Bangladesh suffered a massive grid failure in October plunging large parts of the country into blackouts. The intermittent supply has hurt production in the export-oriented textile industry, hurting its foreign exchange earnings. New Delhi based think-tank Observer Research Foundation’s Junior Fellow Aditya Gowdara Shivamurthy, in a note last month, said that the crisis threatens to push Bangladesh into a cycle where it is unable to secure enough energy imports due to a shortage of foreign reserves which can have long-standing strategic implications with its energy partners.

Sustainable future

About half of the grid electricity in Bangladesh is generated from gas-fired plants and about a fifth of the gas demand is met by imported LNG, according to IEEFA’s Energy Finance Analyst Shafiqul Alam. As the cost of power generation from fossil fuels is rising as opposed to the reducing trend of renewable costs, Bangladesh must utilise this window to quickly increase its share of renewable power, Alam told Gas Outlook.

It is not only South Asia but Europe and other Asian economies like Japan and South Korea that are worried about tight markets and high prices. The situation is only set to worsen as China eases Covid restrictions. However, South Asia is worse-off as it can afford LNG only at high single or low double-digits per million Btu.

The high prices of LNG have forced India to look again at its own domestic gas prices that are tied to international hubs like the National Balancing Point, Henry Hub and AECO in Alberta. A panel, constituted by the government to recommend a fair gas price for consumers, has advocated for linking gas prices with crude oil instead and set a floor price of $4/MMBtu and a cap of $6.5/MMBtu for gas produced by state-owned explorers from legacy fields that were handed over to them without any auction.

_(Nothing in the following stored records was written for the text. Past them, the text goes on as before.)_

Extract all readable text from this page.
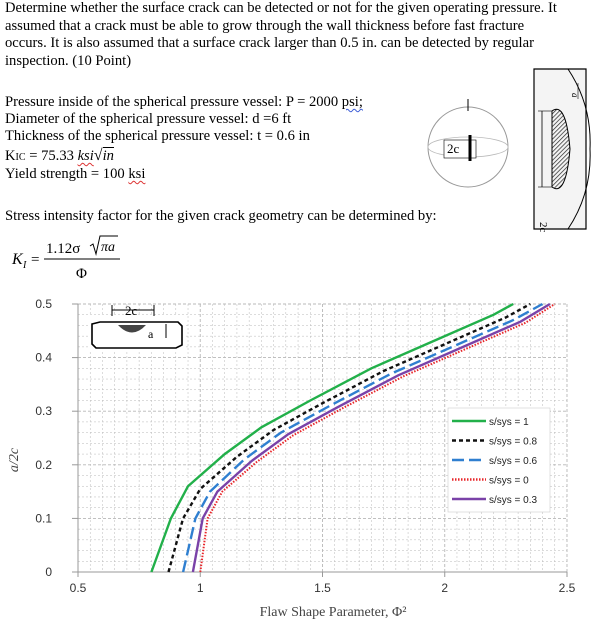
Determine whether the surface crack can be detected or not for the given operating pressure. It assumed that a crack must be able to grow through the wall thickness before fast fracture occurs. It is also assumed that a surface crack larger than 0.5 in. can be detected by regular inspection. (10 Point)

Pressure inside of the spherical pressure vessel: P = 2000 psi;
Diameter of the spherical pressure vessel: d =6 ft
Thickness of the spherical pressure vessel: t = 0.6 in
KIC = 75.33 ksi√in
Yield strength = 100 ksi
Stress intensity factor for the given crack geometry can be determined by:
K I =
1.12σ πa
Φ
2c
2c
a
0
0.1
0.2
0.3
0.4
0.5
0.5	1	1.5	2	2.5
2c
a
s/sys = 1
s/sys = 0.8
s/sys = 0.6
s/sys = 0
s/sys = 0.3
Flaw Shape Parameter, Φ²
a/2c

India’s Petronet LNG recently faced a tank top – as in, maximum capacity – scenario at its Dahej LNG terminal as the off-takers would not buy costly liquified gas. They have switched to oil instead. For the April-October period of the current financial year that began April 1st, India’s LNG import bill has jumped 64% on year to $11.5 billion even as volumes have declined 11.2% to 16.876 billion cubic meters.

The International Energy Agency, in a December 6 statement, noted that the global energy crisis has triggered unprecedented momentum behind renewables, with the world set to add as much renewable power in the next five years as it did in the past 20. India, along with China and the United States, will all double their renewable capacity expansion in the next five years. It is time for Pakistan and Bangladesh too to get ambitious on renewable deployment.